Any manuscript by any "collected literary figure" has a financial value
established by precedent. I've been in & around the rare book business for
forty years, and although manuscripts aren't my specialty, I could (with a
certain amount of research) place a value on any "item" put in front of my
eyes. In Canada, Linda Davey (wife of the poet/critic Frank Davey)

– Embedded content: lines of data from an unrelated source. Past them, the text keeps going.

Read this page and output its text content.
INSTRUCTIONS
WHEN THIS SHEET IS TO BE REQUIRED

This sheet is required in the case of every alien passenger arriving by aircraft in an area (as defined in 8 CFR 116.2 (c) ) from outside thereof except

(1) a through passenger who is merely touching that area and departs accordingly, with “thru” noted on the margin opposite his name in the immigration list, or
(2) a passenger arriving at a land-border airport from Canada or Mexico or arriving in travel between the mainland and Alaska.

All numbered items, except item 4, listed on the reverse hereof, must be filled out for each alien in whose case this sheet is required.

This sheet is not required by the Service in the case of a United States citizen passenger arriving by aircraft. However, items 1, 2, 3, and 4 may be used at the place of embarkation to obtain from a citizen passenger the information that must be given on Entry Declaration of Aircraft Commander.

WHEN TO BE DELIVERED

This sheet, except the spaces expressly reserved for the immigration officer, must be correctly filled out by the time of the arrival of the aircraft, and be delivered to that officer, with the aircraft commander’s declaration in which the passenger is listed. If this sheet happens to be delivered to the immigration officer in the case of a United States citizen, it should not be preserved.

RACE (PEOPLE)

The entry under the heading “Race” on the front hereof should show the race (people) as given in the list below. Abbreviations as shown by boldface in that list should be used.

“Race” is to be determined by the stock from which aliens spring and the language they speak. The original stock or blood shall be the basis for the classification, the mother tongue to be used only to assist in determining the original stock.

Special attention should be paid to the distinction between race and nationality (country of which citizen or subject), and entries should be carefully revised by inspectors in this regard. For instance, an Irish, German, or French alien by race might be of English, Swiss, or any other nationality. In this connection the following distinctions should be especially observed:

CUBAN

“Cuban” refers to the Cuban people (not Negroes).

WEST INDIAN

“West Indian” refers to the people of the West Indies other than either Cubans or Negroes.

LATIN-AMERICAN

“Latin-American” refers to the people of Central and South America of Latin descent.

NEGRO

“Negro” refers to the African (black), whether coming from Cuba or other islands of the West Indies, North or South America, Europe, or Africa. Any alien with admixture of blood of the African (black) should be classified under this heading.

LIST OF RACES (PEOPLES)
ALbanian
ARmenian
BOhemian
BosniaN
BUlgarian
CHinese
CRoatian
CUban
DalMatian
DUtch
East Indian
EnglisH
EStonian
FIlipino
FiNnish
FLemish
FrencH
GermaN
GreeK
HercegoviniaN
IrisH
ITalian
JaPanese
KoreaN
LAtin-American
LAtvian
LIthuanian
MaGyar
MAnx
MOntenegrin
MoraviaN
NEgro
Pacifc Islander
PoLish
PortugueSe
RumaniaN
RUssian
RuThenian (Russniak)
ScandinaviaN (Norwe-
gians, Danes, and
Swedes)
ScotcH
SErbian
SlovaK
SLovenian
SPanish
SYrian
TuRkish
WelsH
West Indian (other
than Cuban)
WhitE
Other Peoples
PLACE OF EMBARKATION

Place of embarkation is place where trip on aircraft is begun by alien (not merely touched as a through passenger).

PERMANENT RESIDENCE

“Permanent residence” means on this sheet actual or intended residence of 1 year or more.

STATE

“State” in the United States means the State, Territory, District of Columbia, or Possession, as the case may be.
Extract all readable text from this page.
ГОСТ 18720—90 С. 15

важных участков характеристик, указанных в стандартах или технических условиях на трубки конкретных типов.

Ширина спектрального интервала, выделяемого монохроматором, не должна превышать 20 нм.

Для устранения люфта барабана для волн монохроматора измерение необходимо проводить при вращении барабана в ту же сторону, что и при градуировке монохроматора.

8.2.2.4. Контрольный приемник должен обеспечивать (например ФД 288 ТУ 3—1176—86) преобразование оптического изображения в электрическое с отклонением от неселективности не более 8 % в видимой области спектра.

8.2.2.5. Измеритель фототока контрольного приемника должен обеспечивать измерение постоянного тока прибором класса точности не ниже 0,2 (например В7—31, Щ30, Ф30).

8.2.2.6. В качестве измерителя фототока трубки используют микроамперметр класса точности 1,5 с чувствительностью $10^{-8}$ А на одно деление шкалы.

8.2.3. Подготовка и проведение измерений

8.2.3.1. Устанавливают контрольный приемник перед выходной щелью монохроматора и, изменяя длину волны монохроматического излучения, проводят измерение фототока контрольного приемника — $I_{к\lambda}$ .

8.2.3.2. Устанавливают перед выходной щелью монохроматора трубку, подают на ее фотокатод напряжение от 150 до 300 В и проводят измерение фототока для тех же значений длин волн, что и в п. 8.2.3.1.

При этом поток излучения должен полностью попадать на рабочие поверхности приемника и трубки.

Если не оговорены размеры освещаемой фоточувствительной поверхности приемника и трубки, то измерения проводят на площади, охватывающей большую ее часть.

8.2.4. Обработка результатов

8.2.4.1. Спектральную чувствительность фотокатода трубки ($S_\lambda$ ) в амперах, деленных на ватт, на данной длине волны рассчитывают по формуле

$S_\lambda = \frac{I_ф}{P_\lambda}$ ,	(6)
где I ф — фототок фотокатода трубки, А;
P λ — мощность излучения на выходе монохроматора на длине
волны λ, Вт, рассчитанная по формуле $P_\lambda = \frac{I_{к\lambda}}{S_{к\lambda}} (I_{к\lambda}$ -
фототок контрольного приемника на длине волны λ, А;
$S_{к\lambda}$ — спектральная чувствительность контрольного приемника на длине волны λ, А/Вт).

inventoried, appraised, and sold the archives of quite a number of Canadian
writers to Canadian rare book libraries back in the heyday of acquisitions.
Barry
PS Here's a facetious but real email I wrote to my friend Mike Wong, a
performance artist/writer who was born in Hong Kong, immediately after
reading and forwarding Andrew's original post:
Mike,
When can we collaborate on texts? I want to benefit from the frenzy. Am
presently trying to concoct a Chinese persona for myself.
Barry
On Tue, 27 Nov 2007 07:07:56 +0800, andrew burke <[log in to unmask]>
wrote:
>In Australia, if you offer a University or a library your cardboard boxes
>and files of correspondence and drafts, they assess its value and - even if
>they don't buy it - there is some tax dodge you can then do with the value
>that is applied. (You can also claim parking fees with receipts if you're
a published author away from home. I always give mine to visiting authors.)
>
>Any other Oz poets better informed than I? My mate Dennis Haskell was an
>accountant before being an academic, so he knows the game well. & Tom
>Sahpcott is another who is very cluey in this area.
>
>
>Andrew
On Tue, 27 Nov 2007 00:07:41 +0100, Anny Ballardini wrote:
Pour Douglas! You could win the hardest heart.
>
>
>On 27/11/2007, Douglas Barbour <[log in to unmask]> wrote:
>>
>> I think someone once offered me a nickel for one of my drafts!
>>
>> Or am I perhaps just thinking that if I had a nickel for every one of
>> my early drafts that never got published I'd be a millionaire?